J’ai roulé ce col fin septembre, juste avant la fermeture hivernale. Voici ce qui se passe vraiment là-haut, entre le premier virage et le moment où vous comprenez pourquoi les cyclistes en parlent les yeux brillants.
🌅 Départ à l’aube : Saint-Étienne-de-Tinée encore endormi
Tout commence dans le silence frais du matin, à Saint-Étienne-de-Tinée. L’air sent la résine et la pierre humide. Le panneau « Col de la Bonette – 30 km » impressionne immédiatement. Pas de chrono aujourd’hui. Juste l’envie de grimper tranquillement vers le toit des Alpes françaises.
Les premiers kilomètres serpentent dans les forêts de mélèzes qui commencent à jaunir. La pente tourne autour de 6%, régulière, presque agréable. Le cliquetis de la transmission se mêle au silence automnal. Pas de circulation, pas de bruit de moteur. Le col se gagne seul, à son rythme.
Peu à peu, la vallée s’élargit. Le décor se vide. Les arbres cèdent la place aux pelouses d’altitude teintées d’ocre. Les sommets apparaissent au loin, d’abord timides, puis massifs. Le corps trouve son équilibre : respiration ample, jambes qui tournent, esprit qui décroche.
🏔️ Vers 2 000 mètres : quand le monde disparaît
Vers la moitié de la montée, le paysage bascule brutalement. La végétation disparaît presque. Les couleurs virent au beige, au gris, au noir minéral. C’est le domaine du vent, du silence absolu et de la lumière crue. On comprend pourquoi la Bonette est décrite comme « une route vers la lune ».
Chaque virage dévoile une perspective nouvelle : vallées profondes qui plongent à pic, pics aux formes déchiquetées, plaques de neige qui ne fondent jamais. Le souffle se fait court, l’air se raréfie, mais l’envie d’aller voir « là-haut » prend le dessus sur la fatigue.
À mesure que la route s’élève, on quitte définitivement le monde habité. Le compteur affiche 2 400, 2 600, 2 700 mètres. Les oreilles se bouchent, la température chute de 10 degrés, le vent gifle le visage. Mais impossible de s’arrêter. Le sommet appelle.

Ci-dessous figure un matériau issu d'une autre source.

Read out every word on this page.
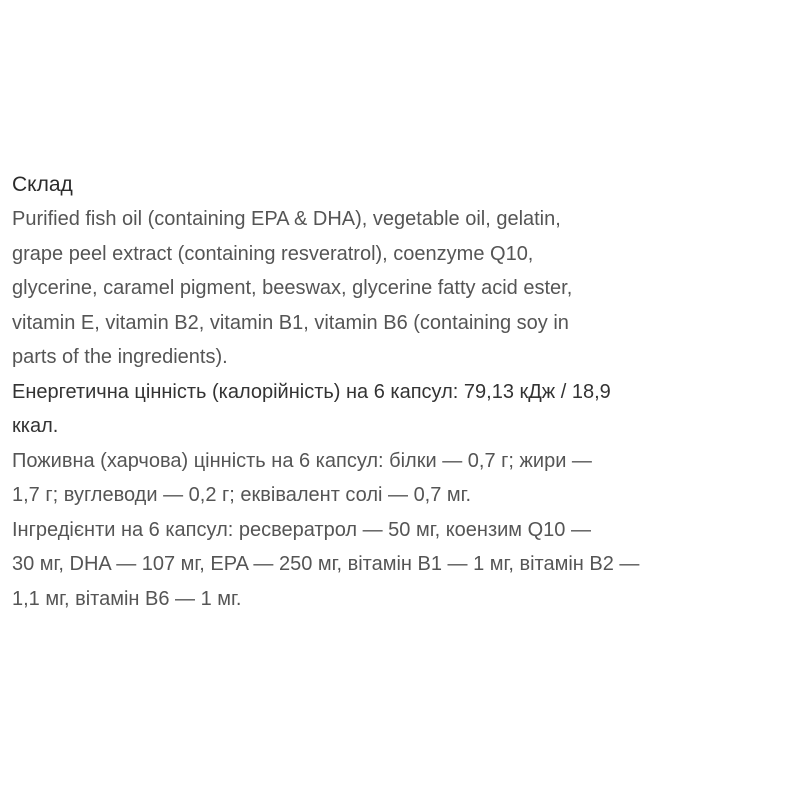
Склад

Purified fish oil (containing EPA & DHA), vegetable oil, gelatin,

grape peel extract (containing resveratrol), coenzyme Q10,

glycerine, caramel pigment, beeswax, glycerine fatty acid ester,

vitamin E, vitamin B2, vitamin B1, vitamin B6 (containing soy in

parts of the ingredients).

Енергетична цінність (калорійність) на 6 капсул: 79,13 кДж / 18,9

ккал.

Поживна (харчова) цінність на 6 капсул: білки — 0,7 г; жири —

1,7 г; вуглеводи — 0,2 г; еквівалент солі — 0,7 мг.

Інгредієнти на 6 капсул: ресвератрол — 50 мг, коензим Q10 —

30 мг, DHA — 107 мг, EPA — 250 мг, вітамін B1 — 1 мг, вітамін B2 —

1,1 мг, вітамін B6 — 1 мг.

⛰️ Le dernier kilomètre : brutal et grandiose
Le dernier kilomètre vers la Cime de la Bonette devient cruel. Rampe à 10%, face au vent, avec l’impression d’arriver sur une autre planète. Les jambes brûlent, les poumons cherchent l’air qui se raréfie. Mais le décor compense tout.
À droite, le vide s’ouvre sur des centaines de mètres. À gauche, les rochers noirs tranchent avec le ciel bleu profond de septembre. Chaque coup de pédale devient une victoire minuscule. Et puis soudain, le panneau : 2 802 mètres. La plus haute route d’Europe.

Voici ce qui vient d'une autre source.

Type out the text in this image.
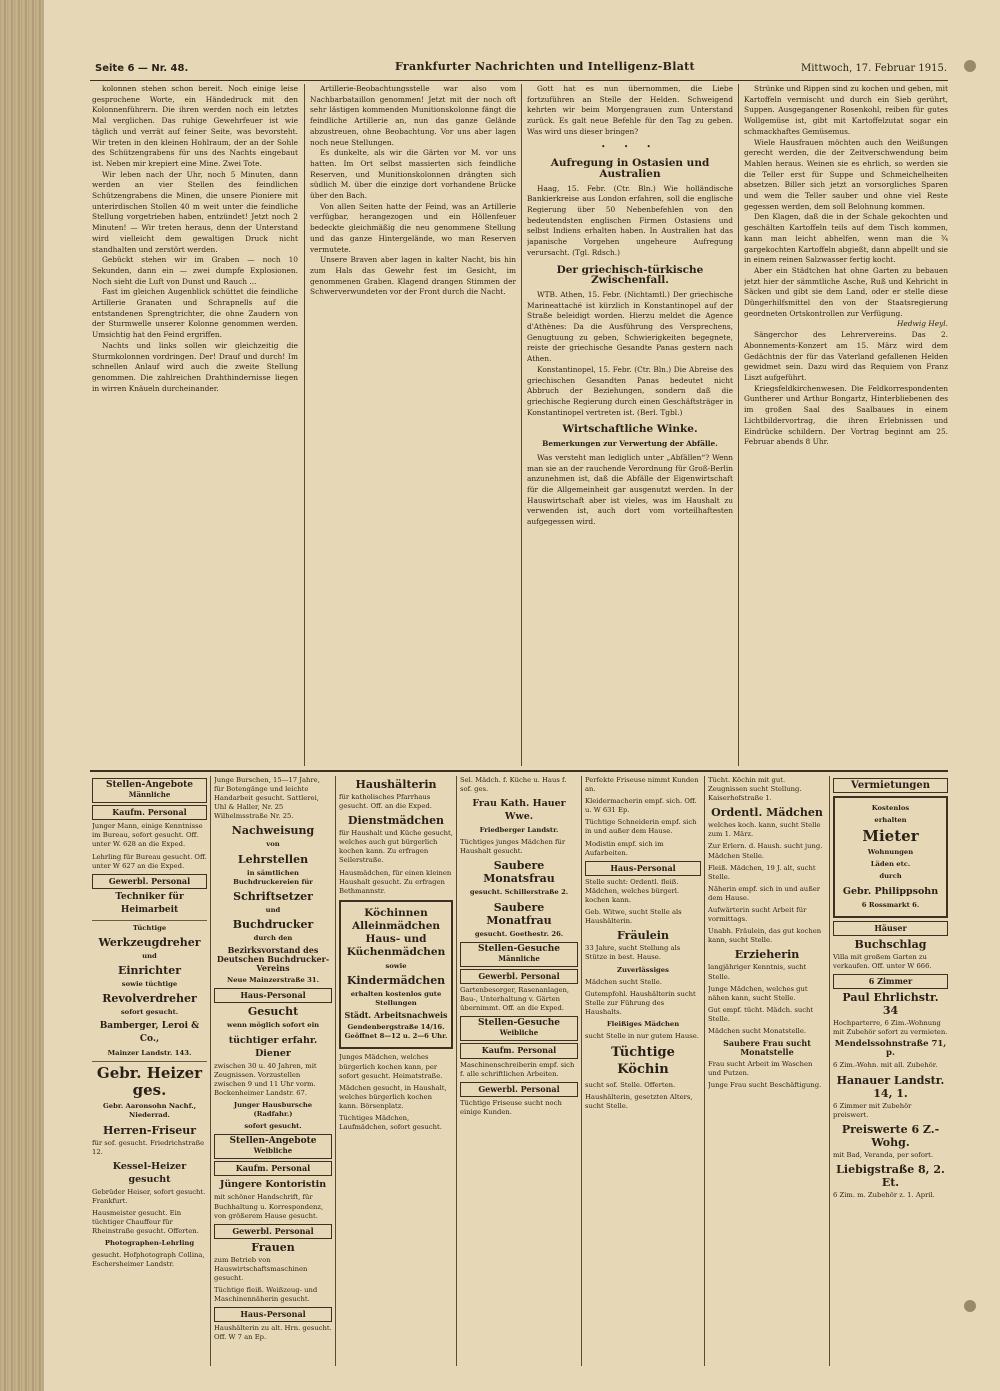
Seite 6 — Nr. 48.	Frankfurter Nachrichten und Intelligenz-Blatt	Mittwoch, 17. Februar 1915.

kolonnen stehen schon bereit. Noch einige leise gesprochene Worte, ein Händedruck mit den Kolonnenführern. Die ihren werden noch ein letztes Mal verglichen. Das ruhige Gewehrfeuer ist wie täglich und verrät auf feiner Seite, was bevorsteht. Wir treten in den kleinen Hohlraum, der an der Sohle des Schützengrabens für uns des Nachts eingebaut ist. Neben mir krepiert eine Mine. Zwei Tote.

Wir leben nach der Uhr, noch 5 Minuten, dann werden an vier Stellen des feindlichen Schützengrabens die Minen, die unsere Pioniere mit unterirdischen Stollen 40 m weit unter die feindliche Stellung vorgetrieben haben, entzündet! Jetzt noch 2 Minuten! — Wir treten heraus, denn der Unterstand wird vielleicht dem gewaltigen Druck nicht standhalten und zerstört werden.

Gebückt stehen wir im Graben — noch 10 Sekunden, dann ein — zwei dumpfe Explosionen. Noch sieht die Luft von Dunst und Rauch ...

Fast im gleichen Augenblick schüttet die feindliche Artillerie Granaten und Schrapnells auf die entstandenen Sprengtrichter, die ohne Zaudern von der Sturmwelle unserer Kolonne genommen werden. Umsichtig hat den Feind ergriffen.

Nachts und links sollen wir gleichzeitig die Sturmkolonnen vordringen. Der! Drauf und durch! Im schnellen Anlauf wird auch die zweite Stellung genommen. Die zahlreichen Drahthindernisse liegen in wirren Knäueln durcheinander.

Artillerie-Beobachtungsstelle war also vom Nachbarbataillon genommen! Jetzt mit der noch oft sehr lästigen kommenden Munitionskolonne fängt die feindliche Artillerie an, nun das ganze Gelände abzustreuen, ohne Beobachtung. Vor uns aber lagen noch neue Stellungen.

Es dunkelte, als wir die Gärten vor M. vor uns hatten. Im Ort selbst massierten sich feindliche Reserven, und Munitionskolonnen drängten sich südlich M. über die einzige dort vorhandene Brücke über den Bach.

Von allen Seiten hatte der Feind, was an Artillerie verfügbar, herangezogen und ein Höllenfeuer bedeckte gleichmäßig die neu genommene Stellung und das ganze Hintergelände, wo man Reserven vermutete.

Unsere Braven aber lagen in kalter Nacht, bis hin zum Hals das Gewehr fest im Gesicht, im genommenen Graben. Klagend drangen Stimmen der Schwerverwundeten vor der Front durch die Nacht.

Gott hat es nun übernommen, die Liebe fortzuführen an Stelle der Helden. Schweigend kehrten wir beim Morgengrauen zum Unterstand zurück. Es galt neue Befehle für den Tag zu geben. Was wird uns dieser bringen?

• • •
Aufregung in Ostasien und Australien

Haag, 15. Febr. (Ctr. Bln.) Wie holländische Bankierkreise aus London erfahren, soll die englische Regierung über 50 Nebenbefehlen von den bedeutendsten englischen Firmen Ostasiens und selbst Indiens erhalten haben. In Australien hat das japanische Vorgehen ungeheure Aufregung verursacht. (Tgl. Rdsch.)

Der griechisch-türkische Zwischenfall.

WTB. Athen, 15. Febr. (Nichtamtl.) Der griechische Marineattaché ist kürzlich in Konstantinopel auf der Straße beleidigt worden. Hierzu meldet die Agence d'Athènes: Da die Ausführung des Versprechens, Genugtuung zu geben, Schwierigkeiten begegnete, reiste der griechische Gesandte Panas gestern nach Athen.

Konstantinopel, 15. Febr. (Ctr. Bln.) Die Abreise des griechischen Gesandten Panas bedeutet nicht Abbruch der Beziehungen, sondern daß die griechische Regierung durch einen Geschäftsträger in Konstantinopel vertreten ist. (Berl. Tgbl.)

Wirtschaftliche Winke.
Bemerkungen zur Verwertung der Abfälle.

Was versteht man lediglich unter „Abfällen“? Wenn man sie an der rauchende Verordnung für Groß-Berlin anzunehmen ist, daß die Abfälle der Eigenwirtschaft für die Allgemeinheit gar ausgenutzt werden. In der Hauswirtschaft aber ist vieles, was im Haushalt zu verwenden ist, auch dort vom vorteilhaftesten aufgegessen wird.

Strünke und Rippen sind zu kochen und geben, mit Kartoffeln vermischt und durch ein Sieb gerührt, Suppen. Ausgegangener Rosenkohl, reiben für gutes Wollgemüse ist, gibt mit Kartoffelzutat sogar ein schmackhaftes Gemüsemus.

Wiele Hausfrauen möchten auch den Weißungen gerecht werden, die der Zeitverschwendung beim Mahlen heraus. Weinen sie es ehrlich, so werden sie die Teller erst für Suppe und Schmeichelheiten absetzen. Biller sich jetzt an vorsorgliches Sparen und wem die Teller sauber und ohne viel Reste gegessen werden, dem soll Belohnung kommen.

Den Klagen, daß die in der Schale gekochten und geschälten Kartoffeln teils auf dem Tisch kommen, kann man leicht abhelfen, wenn man die ¾ gargekochten Kartoffeln abgießt, dann abpellt und sie in einem reinen Salzwasser fertig kocht.

Aber ein Städtchen hat ohne Garten zu bebauen jetzt hier der sämmtliche Asche, Ruß und Kehricht in Säcken und gibt sie dem Land, oder er stelle diese Düngerhilfsmittel den von der Staatsregierung geordneten Ortskontrollen zur Verfügung.

Hedwig Heyl.

Sängerchor des Lehrervereins. Das 2. Abonnements-Konzert am 15. März wird dem Gedächtnis der für das Vaterland gefallenen Helden gewidmet sein. Dazu wird das Requiem von Franz Liszt aufgeführt.

Kriegsfeldkirchenwesen. Die Feldkorrespondenten Guntherer und Arthur Bongartz, Hinterbliebenen des im großen Saal des Saalbaues in einem Lichtbildervortrag, die ihren Erlebnissen und Eindrücke schildern. Der Vortrag beginnt am 25. Februar abends 8 Uhr.

Stellen-Angebote
Männliche
Kaufm. Personal
Junger Mann, einige Kenntnisse im Bureau, sofort gesucht. Off. unter W. 628 an die Exped.
Lehrling für Bureau gesucht. Off. unter W 627 an die Exped.
Gewerbl. Personal
Techniker für Heimarbeit
Tüchtige
Werkzeugdreher
und
Einrichter
sowie tüchtige
Revolverdreher
sofort gesucht.
Bamberger, Leroi & Co.,
Mainzer Landstr. 143.
Gebr. Heizer ges.
Gebr. Aaronsohn Nachf., Niederrad.
Herren-Friseur
für sof. gesucht. Friedrichstraße 12.
Kessel-Heizer gesucht
Gebrüder Heiser, sofort gesucht. Frankfurt.
Hausmeister gesucht. Ein tüchtiger Chauffeur für Rheinstraße gesucht. Offerten.
Photographen-Lehrling
gesucht. Hofphotograph Collina, Eschersheimer Landstr.
Junge Burschen, 15—17 Jahre, für Botengänge und leichte Handarbeit gesucht. Sattlerei, Uhl & Haller, Nr. 25 Wilhelmsstraße Nr. 25.
Nachweisung
von
Lehrstellen
in sämtlichen Buchdruckereien für
Schriftsetzer
und
Buchdrucker
durch den
Bezirksvorstand des Deutschen Buchdrucker-Vereins
Neue Mainzerstraße 31.
Haus-Personal
Gesucht
wenn möglich sofort ein
tüchtiger erfahr. Diener
zwischen 30 u. 40 Jahren, mit Zeugnissen. Vorzustellen zwischen 9 und 11 Uhr vorm. Bockenheimer Landstr. 67.
Junger Hausbursche (Radfahr.)
sofort gesucht.
Stellen-Angebote
Weibliche
Kaufm. Personal
Jüngere Kontoristin
mit schöner Handschrift, für Buchhaltung u. Korrespondenz, von größerem Hause gesucht.
Gewerbl. Personal
Frauen
zum Betrieb von Hauswirtschaftsmaschinen gesucht.
Tüchtige fleiß. Weißzeug- und Maschinennäherin gesucht.
Haus-Personal
Haushälterin zu alt. Hrn. gesucht. Off. W 7 an Ep.
Haushälterin
für katholisches Pfarrhaus gesucht. Off. an die Exped.
Dienstmädchen
für Haushalt und Küche gesucht, welches auch gut bürgerlich kochen kann. Zu erfragen Seilerstraße.
Hausmädchen, für einen kleinen Haushalt gesucht. Zu erfragen Bethmannstr.
Köchinnen Alleinmädchen Haus- und Küchenmädchen
sowie
Kindermädchen
erhalten kostenlos gute Stellungen
Städt. Arbeitsnachweis
Gendenbergstraße 14/16. Geöffnet 8—12 u. 2—6 Uhr.
Junges Mädchen, welches bürgerlich kochen kann, per sofort gesucht. Heimatstraße.
Mädchen gesucht, in Haushalt, welches bürgerlich kochen kann. Börsenplatz.
Tüchtiges Mädchen, Laufmädchen, sofort gesucht.
Sel. Mädch. f. Küche u. Haus f. sof. ges.
Frau Kath. Hauer Wwe.
Friedberger Landstr.
Tüchtiges junges Mädchen für Haushalt gesucht.
Saubere Monatsfrau
gesucht. Schillerstraße 2.
Saubere Monatfrau
gesucht. Goethestr. 26.
Stellen-Gesuche
Männliche
Gewerbl. Personal
Gartenbesorger, Rasenanlagen, Bau-, Unterhaltung v. Gärten übernimmt. Off. an die Exped.
Stellen-Gesuche
Weibliche
Kaufm. Personal
Maschinenschreiberin empf. sich f. alle schriftlichen Arbeiten.
Gewerbl. Personal
Tüchtige Friseuse sucht noch einige Kunden.
Perfekte Friseuse nimmt Kunden an.
Kleidermacherin empf. sich. Off. u. W 631 Ep.
Tüchtige Schneiderin empf. sich in und außer dem Hause.
Modistin empf. sich im Aufarbeiten.
Haus-Personal
Stelle sucht: Ordentl. fleiß. Mädchen, welches bürgerl. kochen kann.
Geb. Witwe, sucht Stelle als Haushälterin.
Fräulein
33 Jahre, sucht Stellung als Stütze in best. Hause.
Zuverlässiges
Mädchen sucht Stelle.
Gutempfohl. Haushälterin sucht Stelle zur Führung des Haushalts.
Fleißiges Mädchen
sucht Stelle in nur gutem Hause.
Tüchtige Köchin
sucht sof. Stelle. Offerten.
Haushälterin, gesetzten Alters, sucht Stelle.
Tücht. Köchin mit gut. Zeugnissen sucht Stellung. Kaiserhofstraße 1.
Ordentl. Mädchen
welches koch. kann, sucht Stelle zum 1. März.
Zur Erlern. d. Haush. sucht jung. Mädchen Stelle.
Fleiß. Mädchen, 19 J. alt, sucht Stelle.
Näherin empf. sich in und außer dem Hause.
Aufwärterin sucht Arbeit für vormittags.
Unabh. Fräulein, das gut kochen kann, sucht Stelle.
Erzieherin
langjähriger Kenntnis, sucht Stelle.
Junge Mädchen, welches gut nähen kann, sucht Stelle.
Gut empf. tücht. Mädch. sucht Stelle.
Mädchen sucht Monatstelle.
Saubere Frau sucht Monatstelle
Frau sucht Arbeit im Waschen und Putzen.
Junge Frau sucht Beschäftigung.
Vermietungen
Kostenlos
erhalten
Mieter
Wohnungen
Läden etc.
durch
Gebr. Philippsohn
6 Rossmarkt 6.
Häuser
Buchschlag
Villa mit großem Garten zu verkaufen. Off. unter W 666.
6 Zimmer
Paul Ehrlichstr. 34
Hochparterre, 6 Zim.-Wohnung mit Zubehör sofort zu vermieten.
Mendelssohnstraße 71, p.
6 Zim.-Wohn. mit all. Zubehör.
Hanauer Landstr. 14, 1.
6 Zimmer mit Zubehör preiswert.
Preiswerte 6 Z.-Wohg.
mit Bad, Veranda, per sofort.
Liebigstraße 8, 2. Et.
6 Zim. m. Zubehör z. 1. April.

🌍 Au sommet : un silence qui résonne
Arriver à la Cime de la Bonette, c’est poser le pied dans un décor minéral presque silencieux. Devant soi, un panorama à 360° sur les Alpes du Sud et le Mercantour. Les vallées s’étirent à perte de vue. On distingue à peine les villages minuscules au fond des gorges.
Je m’assois sur une pierre, casque encore sur la tête, et regarde en contrebas la route que je viens de gravir. Elle semble irréelle, comme tracée à la main sur la montagne. La lumière rasante du matin d’automne transforme chaque rocher en or cuivré. On se sent minuscule, mais pleinement vivant.
Aucune buvette, aucun panneau publicitaire. Juste le vent, les pierres, et cette sensation rare d’avoir atteint quelque chose d’essentiel.
💨 La descente : 25 kilomètres de pur plaisir
Puis vient le moment magique : basculer vers Jausiers, côté nord. La descente devient une symphonie de virages parfaits. L’asphalte est impeccable, le tracé fluide, les points de vue vertigineux. Chaque épingle dévoile un nouveau panorama : glaciers, gorges, torrents, prairies suspendues.
Le vent siffle dans le casque, le vélo danse dans les courbes. La sensation de vitesse se mêle à celle de liberté absolue. Après 30 km de montée, tout devient simple, naturel. Pas besoin d’effort, juste se laisser glisser. Les bras se détendent, les jambes relâchent la pression.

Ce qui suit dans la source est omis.